Des médinas traditionnelles aux bidonvilles modernes

Mise en ligne: 20 juin 2011

Alger, Beyrouth, Damas, Le Caire, Tunis, Rabat et leurs destins respectifs et, dans la tragédie de la guerre, Bagdad, par Ali El Kenz

Lors d’une conférence sur le monde arabe à Caracas, j’avais commencé par mes souvenirs d’Alger, celle de ma jeunesse quand elle était une capitale cosmopolite et comme on la nommait alors : « La Mecque des révolutionnaires ». C’était l’âge de l’Indépendance.

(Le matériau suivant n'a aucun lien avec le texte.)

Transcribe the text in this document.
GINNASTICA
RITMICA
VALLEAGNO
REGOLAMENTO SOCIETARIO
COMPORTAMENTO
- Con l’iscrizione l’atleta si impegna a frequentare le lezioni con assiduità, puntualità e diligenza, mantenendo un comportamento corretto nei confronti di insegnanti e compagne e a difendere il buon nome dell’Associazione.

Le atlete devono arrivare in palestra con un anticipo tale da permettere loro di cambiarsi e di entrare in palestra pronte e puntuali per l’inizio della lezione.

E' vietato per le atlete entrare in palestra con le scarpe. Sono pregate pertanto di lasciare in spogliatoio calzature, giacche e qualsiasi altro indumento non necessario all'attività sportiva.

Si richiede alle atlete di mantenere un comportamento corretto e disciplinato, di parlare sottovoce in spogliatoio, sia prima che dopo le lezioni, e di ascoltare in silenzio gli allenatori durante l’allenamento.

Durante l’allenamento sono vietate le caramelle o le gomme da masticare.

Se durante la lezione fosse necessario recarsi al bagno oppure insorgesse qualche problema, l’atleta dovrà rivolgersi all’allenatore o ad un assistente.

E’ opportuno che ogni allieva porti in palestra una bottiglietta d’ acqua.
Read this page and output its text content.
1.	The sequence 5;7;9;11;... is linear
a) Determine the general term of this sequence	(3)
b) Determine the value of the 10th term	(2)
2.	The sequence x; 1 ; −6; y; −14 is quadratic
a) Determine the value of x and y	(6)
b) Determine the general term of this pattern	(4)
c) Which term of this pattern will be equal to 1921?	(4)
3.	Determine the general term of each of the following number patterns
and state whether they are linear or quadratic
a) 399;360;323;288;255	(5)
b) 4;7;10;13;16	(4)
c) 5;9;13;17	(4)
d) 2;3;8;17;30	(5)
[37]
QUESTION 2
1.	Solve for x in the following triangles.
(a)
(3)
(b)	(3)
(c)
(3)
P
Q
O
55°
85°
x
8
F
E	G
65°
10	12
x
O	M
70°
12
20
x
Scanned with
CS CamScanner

Le centre-ville vivait au rythme de l’université ; cafés, bars, restaurants, librairies, cinémas s’ouvraient largement sur les rues Didouche Mourad et Larbi Ben M’hidi parcourues par des groupes d’étudiants, d’enseignants, de fonctionnaires fraîchement diplômés qui travaillaient dans les ministères où les Instituts d’Etat et qui continuaient à fréquenter ces lieux de la vie citadine. Il y avait aussi beaucoup d’étrangers (Européens, Arabes, Africains, Sud-américains…) qui résidaient dans la capitale. Ils étaient bien plus nombreux qu’aujourd’hui et « habitaient » les lieux naturellement, pas comme des touristes ou « des hommes d’affaires ». Parmi eux, ils y avaient beaucoup de réfugiés politiques qui trouvaient un asile amical dans le pays. L’influence culturelle du centre-ville s’étendait jusqu’à la place des Martyrs, après le théâtre national vers le nord et après la maison du peuple (siège du puissant syndicat lié au parti FLN) vers le sud ; mais on la retrouvait, on la ressentait, pourrait-on dire, jusqu’à Ben Aknoun, autour du centre familial où étaient logés certains exilés politiques et même à Kouba, autour de l’école normale supérieure.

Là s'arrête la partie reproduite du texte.